There will be pop-up unconferences free and open to all (funded by sponsorships) available in different U.S. cities as well.
However, the bulk of the funds are used for microloans to artists pushing the edges of innovation in areas that are difficult to secure private or public funding precisely because they do not fit a known, established medium, genre or category. Emphasis will be given to arts and creative projects that push the edges iin terms of possibilities, i.e. telling new stories. (Using the word 'story' generically--in other words, showcasing brand-new options rather than portraying or fighting the status quo.)
Loans will range from $1000 to $75,000, in general although there could be situations where more is given, especially in a peer-to-peer arrangement. For instance, for larger loans, we may tap into a network of potential private individual loaners (they may use something simple like Loanback).

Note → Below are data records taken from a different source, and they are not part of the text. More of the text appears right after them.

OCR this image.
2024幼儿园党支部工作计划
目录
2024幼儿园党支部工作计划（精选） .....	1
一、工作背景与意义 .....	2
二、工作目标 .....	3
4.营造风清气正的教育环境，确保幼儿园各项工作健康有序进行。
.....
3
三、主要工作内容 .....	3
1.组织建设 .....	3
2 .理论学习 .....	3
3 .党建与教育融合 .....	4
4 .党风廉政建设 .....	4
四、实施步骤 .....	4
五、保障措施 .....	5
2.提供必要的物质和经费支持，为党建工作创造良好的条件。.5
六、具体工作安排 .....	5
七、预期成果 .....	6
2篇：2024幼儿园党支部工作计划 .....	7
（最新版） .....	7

To emphasize, these are no-interest microloans and are payable back to the fund in order to keep it sustainable and circulating to new artists and organizations. This is not private equity, and no one takes a stake or stock in the ventures that are given loans. Neither are these donations. Part of the intent of making these "loans" rather than donations is that the artist/collective/company is committed to making a longer-term viable venture, rather than a one-off project (ala Kickstarter), and are in need of a modest amount of startup capital.
Of course, this model is really rather flexible and not set in stone as we are in the conception phases, and would welcome your feedback as we move forward with your grant of $650,000.
Thank you so much for your generosity,
p.s. This is not copyrighted. No rights reserved--please take this idea, and spread it like wildflowers. You are welcome to implement this idea. The more the merrier. Never can have too many microloan programs for cultural innovation, and renaissances and such.